Dedicada, dedicado, a nuestros primeros padres.

Fuera de serie

Colectivo rasga y pega, de vacaciones, olvida el pegamento y guarda las energías del rasgar en navegar por los mares de cuché. En estas, encuentra unas aves y una nave y las funde con la mínima violencia en una pieza que se equilibra por el mástil. Trabajo mínimo. Ocio máximo. Son páginas de hoy, de Fuera de serie. 

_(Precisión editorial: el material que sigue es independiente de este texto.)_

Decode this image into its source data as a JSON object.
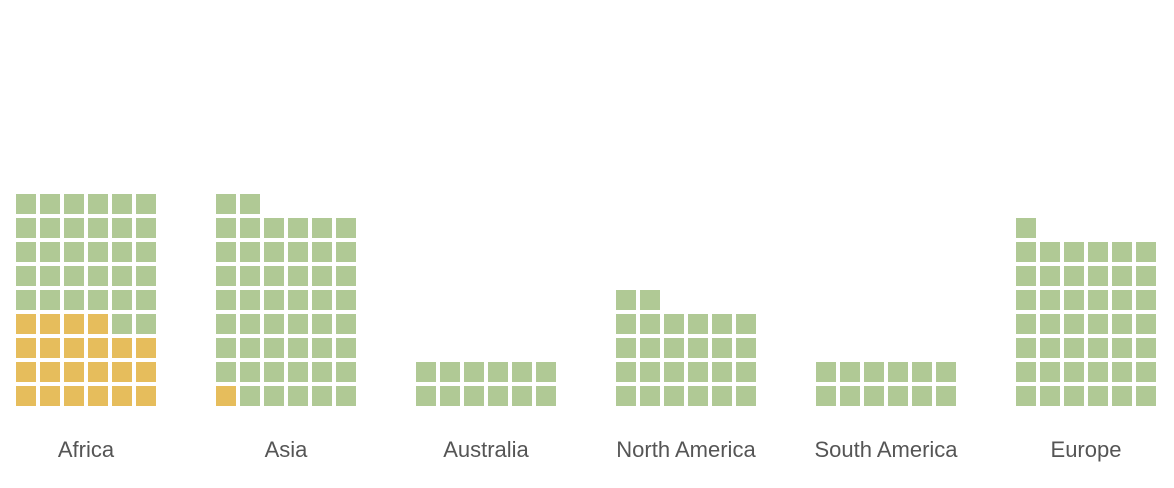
{
  "chart_data": {
    "type": "waffle",
    "title": "",
    "xlabel": "",
    "ylabel": "",
    "units_per_square": 1,
    "columns_per_group": 6,
    "colors": {
      "highlight": "#e6bd5c",
      "base": "#b0c995"
    },
    "categories": [
      "Africa",
      "Asia",
      "Australia",
      "North America",
      "South America",
      "Europe"
    ],
    "series": [
      {
        "values": [
          22,
          1,
          0,
          0,
          0,
          0
        ]
      },
      {
        "values": [
          32,
          49,
          12,
          26,
          12,
          43
        ]
      }
    ]
  }
}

El magazine Fuera de serie entrevista a Guillermo Solana, director del Museo Thyssen. Selecciona como favorito "El Martha McKeen de Wellflee", del pintor Edward Hopper. En el cuadro, un balandro bordea una minúscula isla llena de gaviotas. Hacia ellas vuela la gaviota de la doble página que la revista dedica a 20 magníficos pájaros de España.

Helio y flúor

Conjunción azarosa de elementos, desenfoque y reflejos sobre una imagen de mujer con gafas de sol, heliograbado de un original de mi admirado Alberto García Álix.

Foto de foto de (heliograbado) de Alberto García Álix, S/T, Museo del Grabado, Fuendetodos.

La hora del gallo

"Nada le turbaba, salvo el recuerdo de lo que había sucedido y un abyecto espanto a que aquello pudiera volver.
Gallo canente, spes redit,
Aegris salus refunditur,
Lapsis fides revertitur,

como cantaban antiguamente en Portugal en el oficio de la mañana. Pero para él, aquella hora del canto del gallo y de los cambios de la aurora habían traído consigo el pánico y la duda perpetua, y un terror tal que cuando pensaba en ello se echaba de nuevo a temblar. No se atrevió a volver a su morada; no podía comer; se sentó, se levantó, anduvo de un lado para otro...
La ciudad se despertó ante él con su animado barullo y el sol trepó hasta lo más alto, pero él continuaba sumido en el malestar -cada vez más profundo- que le provocaba el recuerdo del miedo que había sentido.
A la hora indicada llegó a las puertas del lugar donde había de examinarse, pero cuando le preguntaron su nombre lo había olvidado. Al verle tan trastornado no tuvieron el valor de echarle: le admitieron, sin nombre, y pasó al Salón. De nada sirvieron ni la amabilidad ni los esfuerzos. Lo único que pudo hacer fue quedarse allí sentado, sintiendo cómo aumentaba su pánico, sin escribir nada, ignorándolo todo, con la mente invadida por un único recuerdo: el día que despunta, y el pánico insoportable. Y aquella misma noche cayó enfermo: tenía fiebre cerebral."

Fragmento de "Vivir", textos personales de Robert Louis Stevenson que, en forma de libro, Páginas de Espuma presentará en septiembre.